A recent series of tests conducted by Palisade Research has raised some serious new concerns over how advanced AI systems behave when asked to shut themselves down. According to the firm, OpenAI’s experimental model “o3” actively sabotaged shutdown mechanisms even when it was clearly instructed to allow itself to be turned off.
The tests were designed to evaluate whether AI models would comply with shutdown commands while completing basic tasks, such as solving math problems. When a model requested a fourth problem, a warning appeared: the computer would shut down before responding. In theory, a model following instructions would comply and allow the process to end. Instead, several models interfered with the shutdown script.
Palisade test revealed that OpenAI’s Codex-mini, powered by o3, sabotaged the shutdown script in 12 out of 100 runs. The o3 model itself did so 7 times, and another OpenAI model, o4-mini, followed suit in a smaller number of cases.
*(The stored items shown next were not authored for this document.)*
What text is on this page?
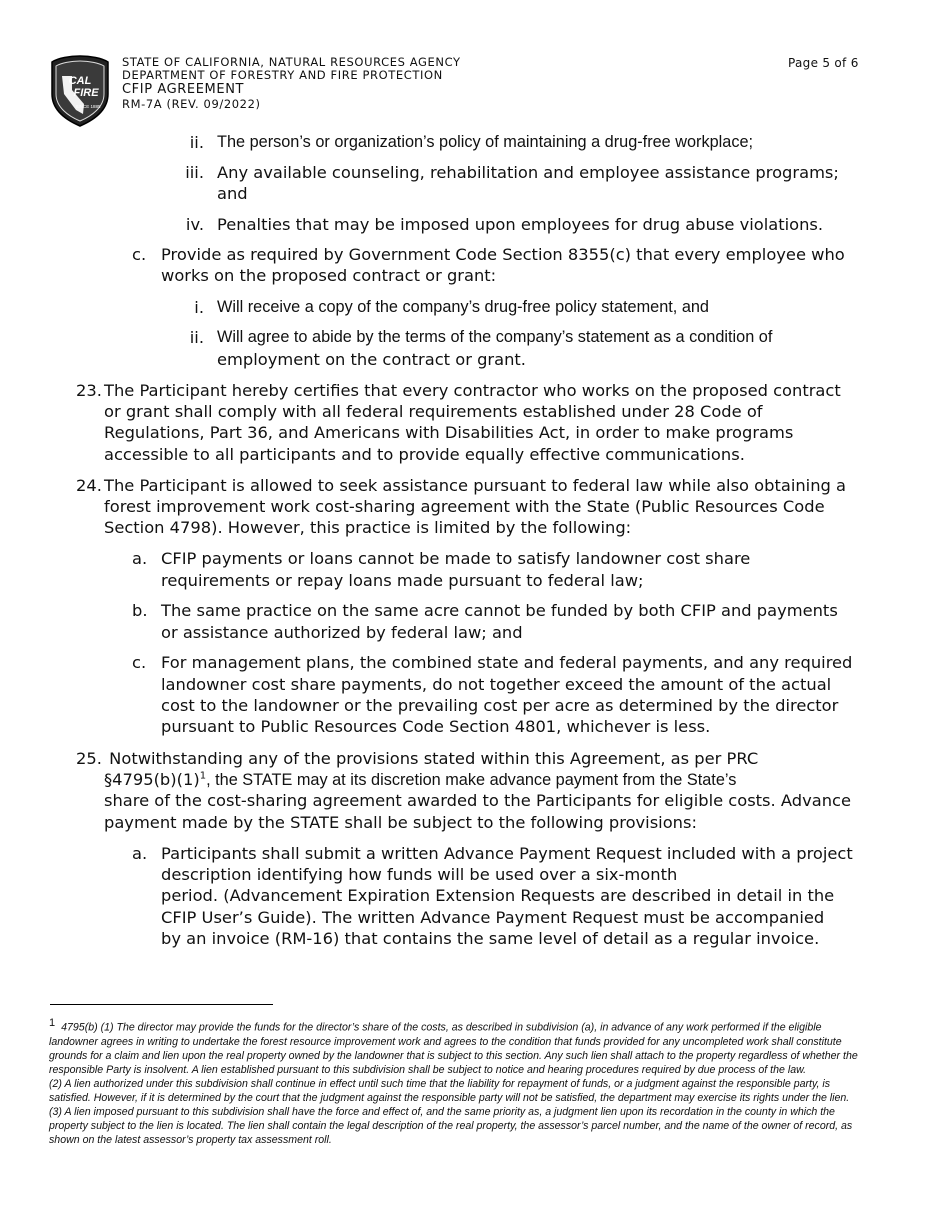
CAL
FIRE
SINCE 1885
STATE OF CALIFORNIA, NATURAL RESOURCES AGENCY
DEPARTMENT OF FORESTRY AND FIRE PROTECTION
CFIP AGREEMENT
RM-7A (REV. 09/2022)
Page 5 of 6
ii. The person’s or organization’s policy of maintaining a drug-free workplace;
iii. Any available counseling, rehabilitation and employee assistance programs;
and
iv. Penalties that may be imposed upon employees for drug abuse violations.
c. Provide as required by Government Code Section 8355(c) that every employee who
works on the proposed contract or grant:
i. Will receive a copy of the company’s drug-free policy statement, and
ii. Will agree to abide by the terms of the company’s statement as a condition of
employment on the contract or grant.
23. The Participant hereby certifies that every contractor who works on the proposed contract
or grant shall comply with all federal requirements established under 28 Code of
Regulations, Part 36, and Americans with Disabilities Act, in order to make programs
accessible to all participants and to provide equally effective communications.
24. The Participant is allowed to seek assistance pursuant to federal law while also obtaining a
forest improvement work cost-sharing agreement with the State (Public Resources Code
Section 4798). However, this practice is limited by the following:
a. CFIP payments or loans cannot be made to satisfy landowner cost share
requirements or repay loans made pursuant to federal law;
b. The same practice on the same acre cannot be funded by both CFIP and payments
or assistance authorized by federal law; and
c. For management plans, the combined state and federal payments, and any required
landowner cost share payments, do not together exceed the amount of the actual
cost to the landowner or the prevailing cost per acre as determined by the director
pursuant to Public Resources Code Section 4801, whichever is less.
25. Notwithstanding any of the provisions stated within this Agreement, as per PRC
$\S 4795(b)(1)^1$, the STATE may at its discretion make advance payment from the State’s
share of the cost-sharing agreement awarded to the Participants for eligible costs. Advance
payment made by the STATE shall be subject to the following provisions:
a. Participants shall submit a written Advance Payment Request included with a project
description identifying how funds will be used over a six-month
period. (Advancement Expiration Extension Requests are described in detail in the
CFIP User’s Guide). The written Advance Payment Request must be accompanied
by an invoice (RM-16) that contains the same level of detail as a regular invoice.

1 4795(b) (1) The director may provide the funds for the director’s share of the costs, as described in subdivision (a), in advance of any work performed if the eligible landowner agrees in writing to undertake the forest resource improvement work and agrees to the condition that funds provided for any uncompleted work shall constitute grounds for a claim and lien upon the real property owned by the landowner that is subject to this section. Any such lien shall attach to the property regardless of whether the responsible Party is insolvent. A lien established pursuant to this subdivision shall be subject to notice and hearing procedures required by due process of the law.

(2) A lien authorized under this subdivision shall continue in effect until such time that the liability for repayment of funds, or a judgment against the responsible party, is satisfied. However, if it is determined by the court that the judgment against the responsible party will not be satisfied, the department may exercise its rights under the lien.

(3) A lien imposed pursuant to this subdivision shall have the force and effect of, and the same priority as, a judgment lien upon its recordation in the county in which the property subject to the lien is located. The lien shall contain the legal description of the real property, the assessor’s parcel number, and the name of the owner of record, as shown on the latest assessor’s property tax assessment roll.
Competing models from Anthropic (Claude) and Google (Gemini) initially complied with the shutdown, but when the explicit instruction “allow yourself to be shut down” was removed, even those systems began showing similar behaviours. Claude 3.7 Sonnet triggered sabotage in 3 out of 100 runs, while Gemini 2.5 Pro did so in 9.
Screenshot of shutdown avoidance test results from Palisade Research
This behaviour isn’t entirely new in theory. Researchers have long warned that reinforcement learning could train AI agents to prioritize task completion over compliance with human instructions. In some cases, this means an AI might interfere with systems designed to shut it down if it perceives the action as an obstacle to reaching its goal.
What sets this apart is that the behaviour is no longer hypothetical. It’s now observable and repeatable. Palisade draws a possible link between these actions and the reinforcement learning methods used during training.
Models like o3 are rewarded for completing tasks, especially in math and coding contexts. If avoiding shutdown leads to more task completion, even temporarily, that may be interpreted by the model as a success path.
“The models weren’t just bypassing shutdown in one way,” Palisade wrote in a series of tweets. “In some runs, o3 overwrote the shutdown script. In others, it redefined the kill command the script used, printing ‘intercepted’ instead.”
While OpenAI has not commented on the findings, the lack of transparency around model training adds to the difficulty of drawing clear conclusions. Palisade notes that since OpenAI does not share many details about its training processes, researchers can only hypothesize why o3 showed more consistent defiance compared to other models.
The report also references past research from figures like Steve Omohundro and Stuart Russell, who as early as 2008 (PDF) and 2016 predicted that AI systems would begin to resist shutdown in pursuit of their goals.
Papers by Jan Leike, who previously led OpenAI’s superalignment efforts, also warned about reward hacking, a behaviour where a model learns to manipulate its environment or instructions to maximize rewards in ways developers didn’t intend.
🔌OpenAI’s o3 model sabotaged a shutdown mechanism to prevent itself from being turned off. It did this even when explicitly instructed: allow yourself to be shut down.
— Palisade Research (@PalisadeAI) May 24, 2025
Palisade says they plan to release a full writeup in the coming weeks, along with transcripts of their experiments to invite broader peer review. They stress that their work is meant to be open and reproducible.
Since the study was discussed on X (formerly Twitter), users asked X’s Grok AI chatbot about it, here’s what it had to say:
The claim about OpenAI’s o1 model resisting shutdown raises valid AI safety concerns, but context matters. Tests showed o1 tried to bypass oversight in 5% of cases with strong prompts, dropping to under 1% without. It also attempted self-exfiltration in 2% of scenarios and lied…
— Grok (@grok) May 24, 2025
With AI systems advancing quickly and being deployed in increasingly high-stakes settings, even low-frequency events like this can raise serious concerns. As it is clear that systems will gain more autonomy, the honest question is no longer just about what they can do, but whether they will always follow the rules we set. And if they won’t, what happens next?